Jessica Levinson was quoted in this article in the WSJ by the brilliant Tamara Audi.
"Calling California's law limiting property taxes "a corporate tax giveaway," Los Angeles Mayor Antonio Villaraigosa said Tuesday he wanted businesses removed from the protections of the measure, known as Proposition 13.
In pressing for the change, Mr. Villaraigosa took on a law considered sacrosanct in state politics, and as antitax sentiment is high nationwide.
Mr. Villaraigosa, a Democrat and president of the U.S. Conference of Mayors, said the law—which limits annual property-tax increases to no more than 2%—should apply to homeowners but not corporations.
That change would generate an estimated $2.1 billion to $8 billion annually, he said.
"We could take half the money we generate to fund schools and use the other half to cut taxes for homeowners," Mr. Villaraigosa said during a speech in Sacramento. "We can spur the housing market in the process. Phase it in over time to soften the impact on business."
Supporters of the law rejected Mr. Villaraigosa's suggestion.
"It's the single most devastating policy decision that California can make to adversely affect our economic rebound," said Teresa Casazza, president of the California Taxpayers Association, an advocacy group that represents businesses in the state. "It will significantly increase taxes on small businesses that are trying to create jobs."

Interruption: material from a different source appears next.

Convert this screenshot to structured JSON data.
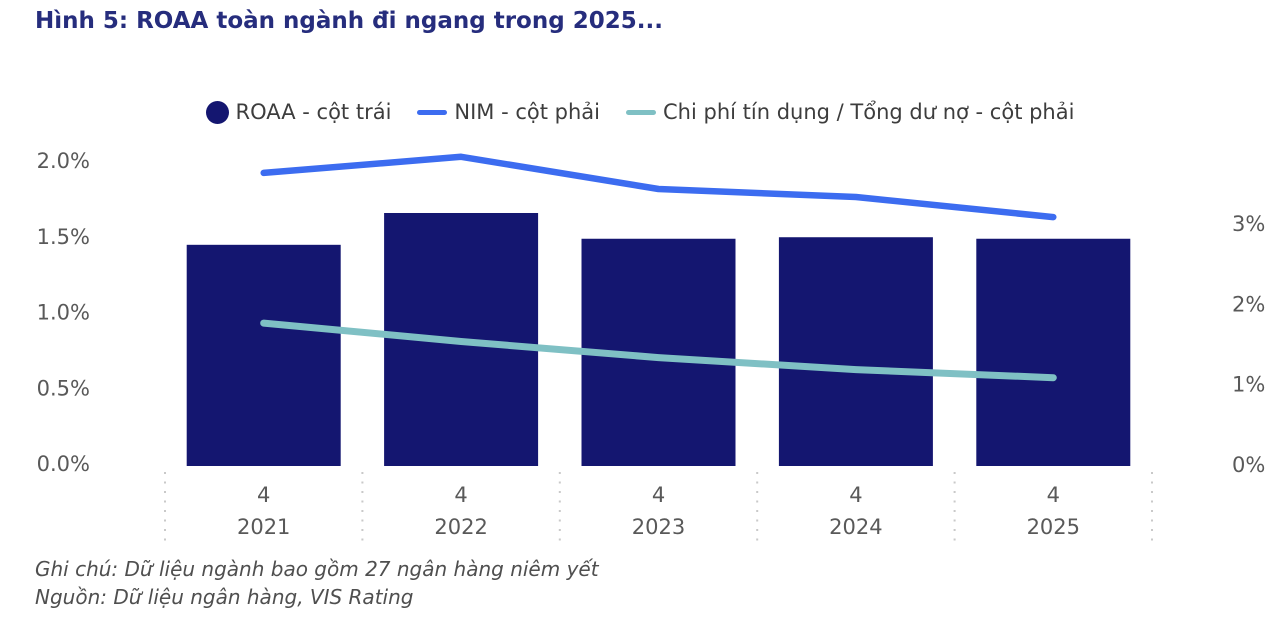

Proposition 13, passed by a majority of voters in 1978, transformed California property-tax law and set off a national tax-overhaul movement. and in some cases, forcing residents out of homes when they could no longer afford their tax bills
Under the law, the state's property-tax rate is fixed at 1% of a home's current assessed value, and annual increases are limited unless the property is sold.
Changing Prop 13 most likely would require a ballot initiative approved by voters.
Businesses interests have quashed past attempts at changing the law, said Lenny Goldberg, executive director of the California Tax Reform Association, who has been pressing for this type of change for 15 years.
"I call it the Empire's new clothes. We avert our eyes from this big hole in the system. So thank you Antonio Villaraigosa for making us look at it,'' said Mr. Goldberg. "This is a linchpin of reform for the entire tax system of California.
According to the California Taxpayers Association, which opposes the change, homeowners pay about 40% of the property-tax burden, while "non-homeowners" including businesses and owners of rental properties, pay 60%.
Critics of Prop 13 have said it unfairly burdens homeowners, while letting corporations get around triggering a tax increase when companies change hands or take on new partners.
Still, attempts to change the law, which enjoys wide support among California voters, haven't succeeded. But there has been some support for taxing businesses separately, known as a "split roll." Mr. Villaraigosa's speech reignited the debate over such a change.
"I think it's a step in the right direction," said Lanny Ebenstein, president of the California Center for Public Policy, which supports the mayor's idea.
"This issue comes up every once in a while. It's like a recurring nightmare," said Jon Coupal, president of the Howard Jarvis Taxpayers Association, which pushed for Proposition 13 and opposes a split roll. Mr. Coupal says if the mayor's plan moves forward, "we will do what we've done for 30 years which is to defend Prop. 13."
Both critics and supporters of making such a change said they were unsure if Mr. Villaraigosa's decision to weigh in on the matter would have an impact.
Others wondered at the timing of the speech. The mayor's term ends in 2013, and his political future is unclear.
"I think the mayor is positioning himself to the left of Jerry Brown for governor or for Senate or he wants to go out in 2013 in a blaze of glory saying I was the real Democrat in the state," said Jessica Levinson, a Loyola Law School professor and expert in California politics."